O Porto de Pesca da Figueira da Foz tem uma visitante regular que também embarca, embora não pesque. Flávia Carvalho, de 30 anos, é técnica de conservação marinha na Sociedade Portuguesa para o Estudo das Aves (SPEA) desde 2022. Uma a duas vezes por semana Flávia sai da barra, na companhia de pescadores locais, para poder estudar e ajudar a avifauna marinha que por vezes é ameaçada por certas práticas humanas. É um trabalho de monitorização, tentativas e sensibilização da comunidade piscatória.
Para Flávia, “mais do que a protecção”, a conservação não termina ao evitar que animais morram em casos concretos. A conservação “implica a promoção de medidas a longo-prazo que permitam a manutenção dos animais, grupos e espécies, no seu ambiente, durante mais tempo”.
“Se formos acompanhar o cerco, normalmente saímos por volta das 22h00 e ficamos no mar até de madrugada, ou até mesmo de manhã”, segundo Flávia a jornada média é de 8 a 10 horas com os pés fora de terra firme. No caso do cerco, estes biólogos embarcam e estão mais recolhidos até ao navio chegar a um pesqueiro (zona de pesca no mar). Nesta altura, mesmo que seja de noite, os pescadores lançam as redes e, mais tarde, ligam as luzes exteriores. É, então, verificada uma maior actividade e proximidade das aves marinhas. “Durante a noite vemos mais gaivotas a aproximarem-se em reacção à actividade piscatória humana, do que outras espécies”, esclareceu Flávia. Estes profissionais são observadores da realidade, procuram não interferir com as operações a bordo.
“Papagaio afugentador”
O seu trabalho no navio passa essencialmente por contar, registar e verificar se há animais presos nas redes, que não sejam pescado. De 15 em 15 minutos o biólogo a bordo tem de contar e registar as aves que avista e no fim da pesca tem de contar o peixe que vem na rede (à unidade e por espécie), tomando ainda nota das condições meteorológicas (direcção e intensidade do vento, temperatura, altura da onda), de meia em meia hora, e quais as manobras que foram efectuadas. Estes dados são trabalhados para comparar com a informação previamente recolhida, identificar períodos críticos para as espécies, quais os principais perigos por arte de pesca e propor medidas para mitigar a captura acidental.

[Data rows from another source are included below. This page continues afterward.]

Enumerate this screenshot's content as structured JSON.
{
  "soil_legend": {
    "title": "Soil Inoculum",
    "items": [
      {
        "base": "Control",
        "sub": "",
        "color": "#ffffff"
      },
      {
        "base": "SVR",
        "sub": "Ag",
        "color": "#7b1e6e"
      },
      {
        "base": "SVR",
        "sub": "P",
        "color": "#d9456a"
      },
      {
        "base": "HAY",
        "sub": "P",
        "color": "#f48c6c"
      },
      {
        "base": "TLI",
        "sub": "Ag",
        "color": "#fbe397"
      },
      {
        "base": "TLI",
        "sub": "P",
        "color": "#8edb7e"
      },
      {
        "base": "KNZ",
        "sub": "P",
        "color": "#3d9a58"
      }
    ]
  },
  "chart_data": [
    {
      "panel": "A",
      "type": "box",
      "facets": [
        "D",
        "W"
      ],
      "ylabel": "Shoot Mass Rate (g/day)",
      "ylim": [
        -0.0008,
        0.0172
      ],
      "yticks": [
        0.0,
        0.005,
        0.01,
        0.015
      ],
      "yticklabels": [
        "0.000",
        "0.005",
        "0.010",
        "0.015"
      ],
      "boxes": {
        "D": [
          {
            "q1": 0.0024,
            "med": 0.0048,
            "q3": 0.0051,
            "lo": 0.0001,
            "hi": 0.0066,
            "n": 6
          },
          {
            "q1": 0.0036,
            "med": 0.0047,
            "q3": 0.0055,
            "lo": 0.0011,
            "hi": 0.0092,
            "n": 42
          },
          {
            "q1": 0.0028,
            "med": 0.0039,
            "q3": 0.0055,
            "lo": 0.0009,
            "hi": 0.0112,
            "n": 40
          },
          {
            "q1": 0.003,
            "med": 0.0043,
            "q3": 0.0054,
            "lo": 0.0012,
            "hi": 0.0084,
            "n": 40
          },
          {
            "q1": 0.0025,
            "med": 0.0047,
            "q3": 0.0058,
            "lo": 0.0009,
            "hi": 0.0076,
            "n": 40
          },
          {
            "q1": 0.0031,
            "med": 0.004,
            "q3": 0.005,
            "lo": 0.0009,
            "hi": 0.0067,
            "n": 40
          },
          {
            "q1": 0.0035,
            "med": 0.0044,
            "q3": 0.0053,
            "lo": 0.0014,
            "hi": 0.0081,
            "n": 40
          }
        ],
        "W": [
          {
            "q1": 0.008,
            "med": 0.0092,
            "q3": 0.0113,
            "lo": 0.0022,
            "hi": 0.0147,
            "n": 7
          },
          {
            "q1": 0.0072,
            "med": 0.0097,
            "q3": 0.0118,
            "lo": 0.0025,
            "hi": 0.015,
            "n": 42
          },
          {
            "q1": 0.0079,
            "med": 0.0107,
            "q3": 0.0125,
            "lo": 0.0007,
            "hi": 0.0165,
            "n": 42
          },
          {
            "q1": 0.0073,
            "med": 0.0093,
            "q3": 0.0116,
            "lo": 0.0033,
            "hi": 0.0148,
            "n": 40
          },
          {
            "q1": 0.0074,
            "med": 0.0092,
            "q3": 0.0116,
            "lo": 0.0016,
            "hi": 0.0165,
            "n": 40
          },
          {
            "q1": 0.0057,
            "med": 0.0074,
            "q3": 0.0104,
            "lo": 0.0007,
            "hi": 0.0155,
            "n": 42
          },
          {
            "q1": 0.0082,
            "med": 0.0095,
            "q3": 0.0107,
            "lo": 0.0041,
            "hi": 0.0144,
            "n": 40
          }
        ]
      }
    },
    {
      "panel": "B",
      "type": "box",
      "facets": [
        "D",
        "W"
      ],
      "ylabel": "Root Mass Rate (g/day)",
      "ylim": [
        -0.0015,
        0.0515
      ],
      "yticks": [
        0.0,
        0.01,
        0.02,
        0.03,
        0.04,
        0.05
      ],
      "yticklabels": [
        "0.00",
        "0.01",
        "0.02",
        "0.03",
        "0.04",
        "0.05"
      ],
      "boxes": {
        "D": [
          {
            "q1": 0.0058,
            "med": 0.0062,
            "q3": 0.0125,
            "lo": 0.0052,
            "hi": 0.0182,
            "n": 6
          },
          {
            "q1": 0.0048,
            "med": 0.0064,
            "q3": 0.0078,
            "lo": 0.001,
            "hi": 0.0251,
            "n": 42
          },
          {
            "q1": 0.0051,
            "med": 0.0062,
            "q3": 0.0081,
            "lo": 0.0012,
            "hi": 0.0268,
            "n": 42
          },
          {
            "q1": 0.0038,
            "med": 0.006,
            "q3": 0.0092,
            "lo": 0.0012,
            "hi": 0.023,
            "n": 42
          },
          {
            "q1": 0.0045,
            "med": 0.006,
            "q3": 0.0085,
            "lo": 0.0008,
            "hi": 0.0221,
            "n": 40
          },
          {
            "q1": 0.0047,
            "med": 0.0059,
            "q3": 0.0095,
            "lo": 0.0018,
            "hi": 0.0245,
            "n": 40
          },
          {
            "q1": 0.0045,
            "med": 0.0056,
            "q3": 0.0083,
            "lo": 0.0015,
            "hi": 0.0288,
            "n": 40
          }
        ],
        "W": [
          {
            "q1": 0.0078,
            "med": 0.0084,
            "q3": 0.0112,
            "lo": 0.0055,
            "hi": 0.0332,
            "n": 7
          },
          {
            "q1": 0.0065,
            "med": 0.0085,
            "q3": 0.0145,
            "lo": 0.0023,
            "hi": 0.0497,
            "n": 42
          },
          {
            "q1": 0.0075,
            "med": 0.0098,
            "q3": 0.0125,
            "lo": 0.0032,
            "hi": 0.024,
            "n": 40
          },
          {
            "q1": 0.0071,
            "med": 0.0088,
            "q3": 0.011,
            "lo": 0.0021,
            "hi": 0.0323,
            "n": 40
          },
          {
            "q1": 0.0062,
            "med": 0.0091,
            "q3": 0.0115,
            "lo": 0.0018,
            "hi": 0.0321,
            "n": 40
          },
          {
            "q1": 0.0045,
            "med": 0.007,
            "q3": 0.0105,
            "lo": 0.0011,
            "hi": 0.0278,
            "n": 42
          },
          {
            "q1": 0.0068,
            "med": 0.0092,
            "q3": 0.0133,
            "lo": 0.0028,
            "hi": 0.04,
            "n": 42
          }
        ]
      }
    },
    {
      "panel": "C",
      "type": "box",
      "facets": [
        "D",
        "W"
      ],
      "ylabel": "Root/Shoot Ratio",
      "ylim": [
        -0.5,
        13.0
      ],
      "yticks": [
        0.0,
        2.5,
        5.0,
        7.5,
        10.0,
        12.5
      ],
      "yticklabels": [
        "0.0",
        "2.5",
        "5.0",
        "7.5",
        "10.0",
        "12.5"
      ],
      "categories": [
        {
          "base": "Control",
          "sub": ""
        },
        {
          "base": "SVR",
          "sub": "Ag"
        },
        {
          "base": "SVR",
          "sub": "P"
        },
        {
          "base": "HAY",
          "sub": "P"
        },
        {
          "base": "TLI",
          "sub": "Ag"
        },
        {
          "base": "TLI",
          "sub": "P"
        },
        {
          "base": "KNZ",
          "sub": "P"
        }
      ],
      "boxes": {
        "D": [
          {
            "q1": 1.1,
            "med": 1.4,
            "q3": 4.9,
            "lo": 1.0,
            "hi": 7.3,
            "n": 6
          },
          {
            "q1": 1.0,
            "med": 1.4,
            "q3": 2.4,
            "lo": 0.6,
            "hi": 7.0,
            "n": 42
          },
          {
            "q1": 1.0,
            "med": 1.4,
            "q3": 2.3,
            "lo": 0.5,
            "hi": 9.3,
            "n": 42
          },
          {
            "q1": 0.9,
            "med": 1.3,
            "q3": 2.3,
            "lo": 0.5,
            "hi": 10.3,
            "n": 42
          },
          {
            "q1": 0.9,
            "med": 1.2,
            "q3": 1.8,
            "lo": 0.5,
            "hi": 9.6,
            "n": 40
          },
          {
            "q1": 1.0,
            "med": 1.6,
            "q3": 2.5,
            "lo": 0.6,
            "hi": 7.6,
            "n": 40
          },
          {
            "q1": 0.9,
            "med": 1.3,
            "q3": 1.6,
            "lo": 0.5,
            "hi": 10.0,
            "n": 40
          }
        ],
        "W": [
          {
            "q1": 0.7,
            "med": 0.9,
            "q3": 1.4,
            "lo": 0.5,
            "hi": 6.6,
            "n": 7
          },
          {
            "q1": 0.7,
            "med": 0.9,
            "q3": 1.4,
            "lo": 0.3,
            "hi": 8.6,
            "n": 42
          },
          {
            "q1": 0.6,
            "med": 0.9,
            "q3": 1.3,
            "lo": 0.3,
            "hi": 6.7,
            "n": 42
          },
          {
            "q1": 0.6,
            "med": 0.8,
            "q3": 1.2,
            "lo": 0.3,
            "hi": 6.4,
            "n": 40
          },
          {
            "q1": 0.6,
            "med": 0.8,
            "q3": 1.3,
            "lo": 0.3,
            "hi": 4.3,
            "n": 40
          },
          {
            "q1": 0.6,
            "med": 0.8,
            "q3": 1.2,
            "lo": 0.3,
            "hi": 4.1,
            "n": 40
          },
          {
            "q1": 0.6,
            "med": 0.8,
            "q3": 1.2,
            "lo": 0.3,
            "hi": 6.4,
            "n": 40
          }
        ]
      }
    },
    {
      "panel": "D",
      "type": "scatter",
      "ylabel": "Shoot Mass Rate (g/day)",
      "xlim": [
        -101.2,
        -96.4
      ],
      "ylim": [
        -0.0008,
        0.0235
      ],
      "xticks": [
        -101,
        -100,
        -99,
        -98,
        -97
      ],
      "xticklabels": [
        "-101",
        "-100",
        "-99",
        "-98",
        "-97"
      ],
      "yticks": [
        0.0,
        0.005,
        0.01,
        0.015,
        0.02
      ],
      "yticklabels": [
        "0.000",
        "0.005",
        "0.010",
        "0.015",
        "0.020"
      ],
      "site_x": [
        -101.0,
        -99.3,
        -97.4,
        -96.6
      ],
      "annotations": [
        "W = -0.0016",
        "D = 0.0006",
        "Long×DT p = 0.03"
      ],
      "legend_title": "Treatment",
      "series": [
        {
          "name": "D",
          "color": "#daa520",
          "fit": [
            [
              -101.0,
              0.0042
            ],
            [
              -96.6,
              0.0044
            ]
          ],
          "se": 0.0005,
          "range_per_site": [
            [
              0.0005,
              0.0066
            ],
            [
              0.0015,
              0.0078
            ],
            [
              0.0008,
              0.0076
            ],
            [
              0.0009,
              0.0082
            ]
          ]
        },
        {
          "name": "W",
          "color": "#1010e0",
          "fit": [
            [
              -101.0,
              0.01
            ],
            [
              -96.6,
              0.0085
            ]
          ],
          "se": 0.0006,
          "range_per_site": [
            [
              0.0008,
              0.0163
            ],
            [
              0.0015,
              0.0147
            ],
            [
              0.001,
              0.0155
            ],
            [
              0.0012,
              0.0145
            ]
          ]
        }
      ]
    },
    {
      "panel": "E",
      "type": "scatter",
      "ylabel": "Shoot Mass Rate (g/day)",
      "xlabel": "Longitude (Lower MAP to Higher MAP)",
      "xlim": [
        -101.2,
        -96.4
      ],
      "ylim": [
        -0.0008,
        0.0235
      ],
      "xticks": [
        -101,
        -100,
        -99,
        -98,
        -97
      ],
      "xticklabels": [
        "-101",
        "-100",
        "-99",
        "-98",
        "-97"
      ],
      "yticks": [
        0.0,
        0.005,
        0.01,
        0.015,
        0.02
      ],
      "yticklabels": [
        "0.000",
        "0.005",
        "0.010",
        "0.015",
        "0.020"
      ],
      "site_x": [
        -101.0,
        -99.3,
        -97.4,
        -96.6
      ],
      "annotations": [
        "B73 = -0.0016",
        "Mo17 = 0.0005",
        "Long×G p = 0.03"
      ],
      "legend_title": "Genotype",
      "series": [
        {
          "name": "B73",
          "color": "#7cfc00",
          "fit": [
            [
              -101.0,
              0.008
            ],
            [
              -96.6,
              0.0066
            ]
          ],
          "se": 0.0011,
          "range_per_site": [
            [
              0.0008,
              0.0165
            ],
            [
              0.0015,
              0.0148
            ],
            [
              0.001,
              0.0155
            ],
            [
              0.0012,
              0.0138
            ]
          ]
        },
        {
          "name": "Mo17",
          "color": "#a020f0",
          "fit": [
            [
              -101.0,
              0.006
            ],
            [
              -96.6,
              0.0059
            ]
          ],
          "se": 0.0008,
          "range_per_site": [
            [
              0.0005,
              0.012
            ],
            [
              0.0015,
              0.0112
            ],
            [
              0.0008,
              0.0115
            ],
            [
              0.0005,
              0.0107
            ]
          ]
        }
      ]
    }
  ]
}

Neste momento estão a testar o “papagaio afugentador” que paira perto do navio em forma de ave de rapina, em tons escuros. Nas Berlengas esta medida já teve resultados positivos e estão a testar ao largo da Figueira.

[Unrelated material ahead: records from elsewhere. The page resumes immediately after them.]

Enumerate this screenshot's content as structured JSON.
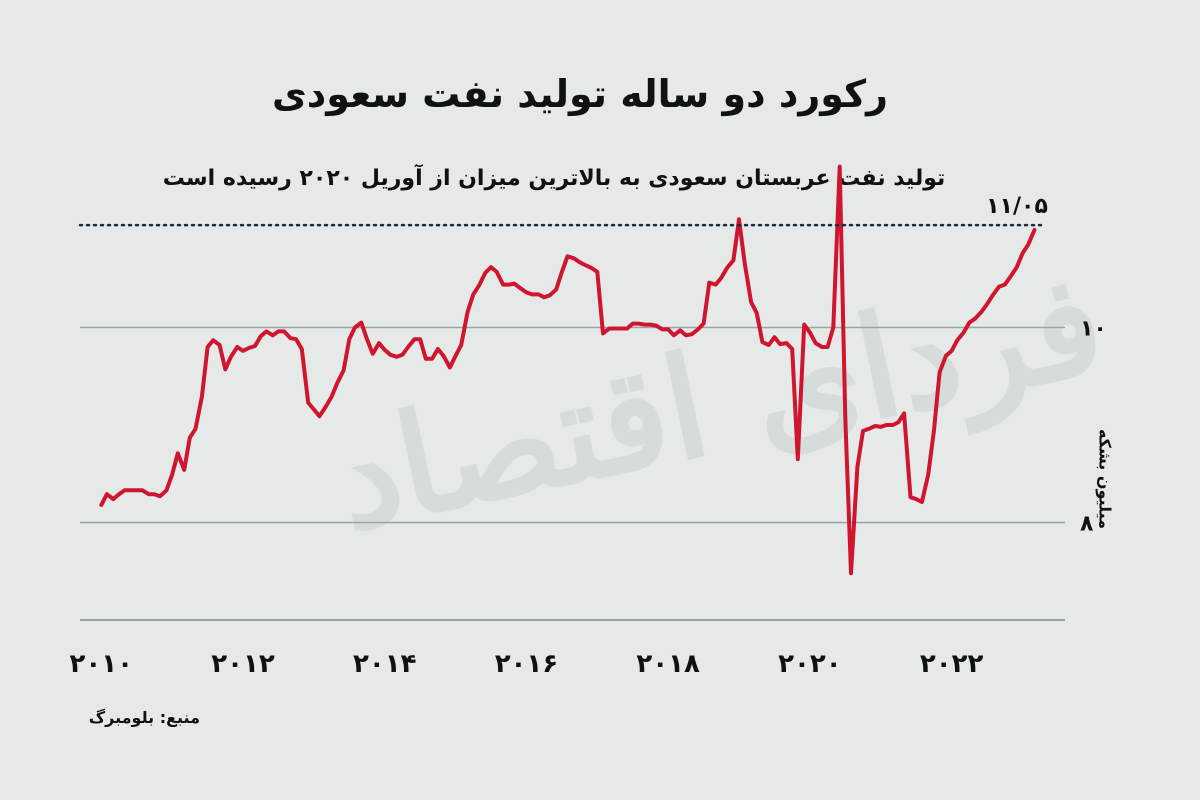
{
  "chart_data": {
    "type": "line",
    "title": "رکورد دو ساله تولید نفت سعودی",
    "subtitle": "تولید نفت عربستان سعودی به بالاترین میزان از آوریل ۲۰۲۰ رسیده است",
    "ylabel": "میلیون بشکه",
    "xlabel": "",
    "source": "منبع: بلومبرگ",
    "xlim": [
      2009.7,
      2023.6
    ],
    "ylim": [
      7.0,
      11.0
    ],
    "x_ticks": [
      2010,
      2012,
      2014,
      2016,
      2018,
      2020,
      2022
    ],
    "x_tick_labels": [
      "۲۰۱۰",
      "۲۰۱۲",
      "۲۰۱۴",
      "۲۰۱۶",
      "۲۰۱۸",
      "۲۰۲۰",
      "۲۰۲۲"
    ],
    "y_ticks": [
      8,
      10
    ],
    "y_tick_labels": [
      "۸",
      "۱۰"
    ],
    "reference_line": {
      "value": 11.05,
      "label": "۱۱/۰۵",
      "style": "dotted"
    },
    "line_color": "#d0152f",
    "reference_color": "#1e2a44",
    "grid_color": "#9aa3a7",
    "watermark": "فردای اقتصاد",
    "series": [
      {
        "x": [
          2010.0,
          2010.08,
          2010.17,
          2010.25,
          2010.33,
          2010.42,
          2010.5,
          2010.58,
          2010.67,
          2010.75,
          2010.83,
          2010.92,
          2011.0,
          2011.08,
          2011.17,
          2011.25,
          2011.33,
          2011.42,
          2011.5,
          2011.58,
          2011.67,
          2011.75,
          2011.83,
          2011.92,
          2012.0,
          2012.08,
          2012.17,
          2012.25,
          2012.33,
          2012.42,
          2012.5,
          2012.58,
          2012.67,
          2012.75,
          2012.83,
          2012.92,
          2013.0,
          2013.08,
          2013.17,
          2013.25,
          2013.33,
          2013.42,
          2013.5,
          2013.58,
          2013.67,
          2013.75,
          2013.83,
          2013.92,
          2014.0,
          2014.08,
          2014.17,
          2014.25,
          2014.33,
          2014.42,
          2014.5,
          2014.58,
          2014.67,
          2014.75,
          2014.83,
          2014.92,
          2015.0,
          2015.08,
          2015.17,
          2015.25,
          2015.33,
          2015.42,
          2015.5,
          2015.58,
          2015.67,
          2015.75,
          2015.83,
          2015.92,
          2016.0,
          2016.08,
          2016.17,
          2016.25,
          2016.33,
          2016.42,
          2016.5,
          2016.58,
          2016.67,
          2016.75,
          2016.83,
          2016.92,
          2017.0,
          2017.08,
          2017.17,
          2017.25,
          2017.33,
          2017.42,
          2017.5,
          2017.58,
          2017.67,
          2017.75,
          2017.83,
          2017.92,
          2018.0,
          2018.08,
          2018.17,
          2018.25,
          2018.33,
          2018.42,
          2018.5,
          2018.58,
          2018.67,
          2018.75,
          2018.83,
          2018.92,
          2019.0,
          2019.08,
          2019.17,
          2019.25,
          2019.33,
          2019.42,
          2019.5,
          2019.58,
          2019.67,
          2019.75,
          2019.83,
          2019.92,
          2020.0,
          2020.08,
          2020.17,
          2020.25,
          2020.33,
          2020.42,
          2020.5,
          2020.58,
          2020.67,
          2020.75,
          2020.83,
          2020.92,
          2021.0,
          2021.08,
          2021.17,
          2021.25,
          2021.33,
          2021.42,
          2021.5,
          2021.58,
          2021.67,
          2021.75,
          2021.83,
          2021.92,
          2022.0,
          2022.08,
          2022.17,
          2022.25,
          2022.33,
          2022.42,
          2022.5,
          2022.58,
          2022.67
        ],
        "values": [
          8.18,
          8.29,
          8.24,
          8.29,
          8.33,
          8.33,
          8.33,
          8.33,
          8.29,
          8.29,
          8.27,
          8.33,
          8.49,
          8.71,
          8.54,
          8.87,
          8.96,
          9.29,
          9.8,
          9.87,
          9.82,
          9.57,
          9.7,
          9.8,
          9.76,
          9.79,
          9.81,
          9.91,
          9.96,
          9.92,
          9.96,
          9.96,
          9.89,
          9.88,
          9.78,
          9.23,
          9.16,
          9.09,
          9.19,
          9.29,
          9.43,
          9.56,
          9.88,
          10.0,
          10.05,
          9.88,
          9.73,
          9.84,
          9.77,
          9.72,
          9.7,
          9.72,
          9.8,
          9.88,
          9.88,
          9.68,
          9.68,
          9.78,
          9.71,
          9.59,
          9.71,
          9.82,
          10.16,
          10.34,
          10.43,
          10.56,
          10.62,
          10.57,
          10.44,
          10.44,
          10.45,
          10.4,
          10.36,
          10.34,
          10.34,
          10.31,
          10.33,
          10.39,
          10.57,
          10.73,
          10.71,
          10.67,
          10.64,
          10.61,
          10.57,
          9.94,
          9.99,
          9.99,
          9.99,
          9.99,
          10.04,
          10.04,
          10.03,
          10.03,
          10.02,
          9.98,
          9.98,
          9.92,
          9.97,
          9.92,
          9.93,
          9.98,
          10.04,
          10.46,
          10.44,
          10.51,
          10.61,
          10.69,
          11.11,
          10.66,
          10.26,
          10.15,
          9.85,
          9.82,
          9.9,
          9.83,
          9.84,
          9.78,
          8.65,
          10.03,
          9.95,
          9.84,
          9.8,
          9.8,
          10.0,
          11.65,
          9.07,
          7.48,
          8.57,
          8.94,
          8.96,
          8.99,
          8.98,
          9.0,
          9.0,
          9.03,
          9.12,
          8.26,
          8.24,
          8.21,
          8.49,
          8.94,
          9.54,
          9.71,
          9.76,
          9.87,
          9.95,
          10.05,
          10.09,
          10.16,
          10.24,
          10.33,
          10.42
        ],
        "extra_points": [
          [
            2022.75,
            10.44
          ],
          [
            2022.83,
            10.52
          ],
          [
            2022.92,
            10.62
          ],
          [
            2023.0,
            10.76
          ],
          [
            2023.08,
            10.85
          ],
          [
            2023.17,
            11.0
          ]
        ]
      }
    ]
  }
}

A técnica de conservação marinha sabe que muito do esforço deve ser aplicado na sensibilização da comunidade do mar para evitar a captura de animais inúteis para a sua actividade profissional. É antiga a relação dos pescadores com as aves marinhas. Ainda hoje são bioindicadores de cardumes.
Muita sensibilidade
“É preciso compreender, no trabalho de sensibilização, que estes homens têm uma sensibilidade muito própria e que há espécies que não lhes são necessárias, não representam lucro e não gostam de as ver morrer” alerta Flávia. No entanto há trabalho constante a ser feito que muitas vezes mostra frutos muito bons, “mas há dias menos bons que nos trazem alguma descrença e nos fazem perguntar o que estamos aqui a fazer”. Conclui que, para a sensibilização neste meio, a presença física, o convívio, viagens a outros contextos é fundamental para abrir horizontes e trocar experiências.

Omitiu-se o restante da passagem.